Payton knew Banjo wanted to get into coaching and acted quickly to bring on a former player who he can help grow as a coach.

“I’ll start with Chris, actually,” Payton mentioned last week at the NFL Scouting Combine. “It was one of the nights back at the hotel, just really looking through rosters and players I have coached. We really had a really good experience with Chris when he came from Green Bay to New Orleans. I knew that he was still playing at Arizona, but he was at that stage in his career where he was looking forward maybe to getting into coaching. I had called him one night and low and behold, it was something he wanted to do and do pretty quickly. Normally, I would say that it takes two years. There is a transition that it takes for players, where they go their way and then they want to get back in.”

Banjo’s knowledge and experience as a core four special teams player (kickoff, punt, kick/punt return, field goal/extra point) will help him work with the various young players who will play pivotal roles on the special teams’ side of things in 2023.

Davis Webb will have to earn respect as quarterback coach
Davis Webb will be coaching the quarterback room and Russell Wilson this upcoming season. What’s interesting for the Broncos is how this process began.

Last season, Klint Kubiak worked with Wilson, Brett Rypien, and Josh Johnson. While Wilson’s play suffered under the circumstances of a poorly designed offense, poor execution, and performance — Webb could be a wildcard despite his limited experience coaching.

Why did Sean Payton elect to hire a coach who was on an NFL roster last season as a player?

“Back to Davis, he came highly recommended from a bunch of different coaches,” Payton said in an interview at the NFL Scouting Combine last week.”[Giants Head Coach] Brian Daboll, [former Giants QB] Eli Manning, I spoke to a number of people. I kept hearing the same things about him, so we brought him in. I didn’t have to do that with Chris [Banjo], but I didn’t know Davis from—I remember him as a player, but I didn’t know him at all. He did a really good job. Those are two unusual hired because they were just on rosters last year, but their experience and where they are at—he’s a coach’s kid, Davis is. He had a file on his computer of every gameplan that he’s ever had since he was in high school, then college, then Texas Tech. Then, [Chiefs QB Patrick] Mahomes comes in and then he transfers. It was really impressive just going through the process. Then, the fit for us, too—especially in that room—I think will be good.”

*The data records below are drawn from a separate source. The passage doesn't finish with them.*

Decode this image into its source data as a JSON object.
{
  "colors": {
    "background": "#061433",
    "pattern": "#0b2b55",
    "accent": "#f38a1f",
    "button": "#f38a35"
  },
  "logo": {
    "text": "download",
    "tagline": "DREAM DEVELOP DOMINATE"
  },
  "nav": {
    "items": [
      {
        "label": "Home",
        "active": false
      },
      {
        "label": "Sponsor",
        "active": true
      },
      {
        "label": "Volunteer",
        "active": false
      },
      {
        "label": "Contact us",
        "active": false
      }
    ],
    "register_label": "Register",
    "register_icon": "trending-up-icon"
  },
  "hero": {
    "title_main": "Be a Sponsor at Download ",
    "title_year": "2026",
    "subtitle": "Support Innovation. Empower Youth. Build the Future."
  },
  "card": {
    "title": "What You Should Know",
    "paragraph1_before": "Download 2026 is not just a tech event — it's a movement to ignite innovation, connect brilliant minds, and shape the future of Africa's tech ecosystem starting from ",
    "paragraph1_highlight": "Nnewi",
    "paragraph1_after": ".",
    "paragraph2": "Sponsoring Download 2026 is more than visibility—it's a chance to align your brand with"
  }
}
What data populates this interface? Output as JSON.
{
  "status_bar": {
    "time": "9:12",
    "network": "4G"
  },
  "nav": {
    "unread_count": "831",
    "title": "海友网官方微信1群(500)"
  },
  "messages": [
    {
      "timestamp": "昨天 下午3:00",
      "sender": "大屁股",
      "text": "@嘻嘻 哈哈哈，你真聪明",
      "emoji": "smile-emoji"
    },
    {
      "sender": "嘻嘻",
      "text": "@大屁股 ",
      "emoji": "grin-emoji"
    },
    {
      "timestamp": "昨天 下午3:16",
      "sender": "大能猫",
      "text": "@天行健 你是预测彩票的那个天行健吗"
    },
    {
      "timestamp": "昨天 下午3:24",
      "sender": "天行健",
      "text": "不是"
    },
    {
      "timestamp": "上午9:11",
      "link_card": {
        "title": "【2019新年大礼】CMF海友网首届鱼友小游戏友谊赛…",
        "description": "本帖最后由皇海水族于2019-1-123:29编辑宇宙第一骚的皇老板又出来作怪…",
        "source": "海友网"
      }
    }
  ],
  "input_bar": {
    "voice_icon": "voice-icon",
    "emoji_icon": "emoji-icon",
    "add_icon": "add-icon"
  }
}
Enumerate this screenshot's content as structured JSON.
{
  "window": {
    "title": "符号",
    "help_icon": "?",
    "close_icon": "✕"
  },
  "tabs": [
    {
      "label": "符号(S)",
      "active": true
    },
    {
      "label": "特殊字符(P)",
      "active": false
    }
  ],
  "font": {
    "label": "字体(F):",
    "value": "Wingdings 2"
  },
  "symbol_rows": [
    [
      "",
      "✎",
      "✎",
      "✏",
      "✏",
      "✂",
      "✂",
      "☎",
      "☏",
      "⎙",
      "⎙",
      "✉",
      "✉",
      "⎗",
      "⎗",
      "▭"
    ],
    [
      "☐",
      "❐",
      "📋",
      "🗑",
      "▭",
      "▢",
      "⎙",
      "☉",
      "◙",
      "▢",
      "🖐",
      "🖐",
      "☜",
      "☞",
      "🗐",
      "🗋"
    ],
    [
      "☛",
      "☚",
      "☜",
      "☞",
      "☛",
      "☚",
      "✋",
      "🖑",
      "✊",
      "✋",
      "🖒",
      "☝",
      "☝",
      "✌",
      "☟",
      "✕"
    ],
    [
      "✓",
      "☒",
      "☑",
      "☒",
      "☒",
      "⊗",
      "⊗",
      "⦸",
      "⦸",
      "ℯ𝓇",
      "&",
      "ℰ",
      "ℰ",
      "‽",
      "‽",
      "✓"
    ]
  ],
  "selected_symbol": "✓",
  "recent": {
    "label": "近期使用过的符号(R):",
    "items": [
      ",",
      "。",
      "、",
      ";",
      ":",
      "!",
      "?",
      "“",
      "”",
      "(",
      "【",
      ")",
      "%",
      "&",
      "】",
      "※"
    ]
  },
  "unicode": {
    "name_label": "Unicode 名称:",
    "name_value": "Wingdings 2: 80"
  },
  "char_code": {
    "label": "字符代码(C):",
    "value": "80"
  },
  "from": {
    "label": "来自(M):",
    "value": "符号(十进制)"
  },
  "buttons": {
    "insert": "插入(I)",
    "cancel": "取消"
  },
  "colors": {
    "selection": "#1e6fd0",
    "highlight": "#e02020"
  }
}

Webb’s first career start came last season as a member of the New York Giants despite being in the NFL for six seasons. While Webb (28) is younger than Wilson (34), he’ll play a major role in helping assist Payton to turn the Denver Broncos’ offense around this season.

With Payton’s experience as a coach, having other experienced coaches like offensive coordinator Joe Lombardi and Assistant Head Coach Mike Westhoff makes a move like this easier.

For Webb himself, the experience of being a former player and having valuable years under his belt preparing in an NFL QB room will buy him some respectability — ultimately he’ll have to earn the full respect of the players he coaches.

Initially, these moves were met with skepticism by Broncos fans but here’s why they should embrace Payton’s hires.

The NFL benefits as a whole when these moves pay off and former players like Webb and Banjo can learn and become better coaches under an experienced staff as they continue to carve out a new path in the sport they love most.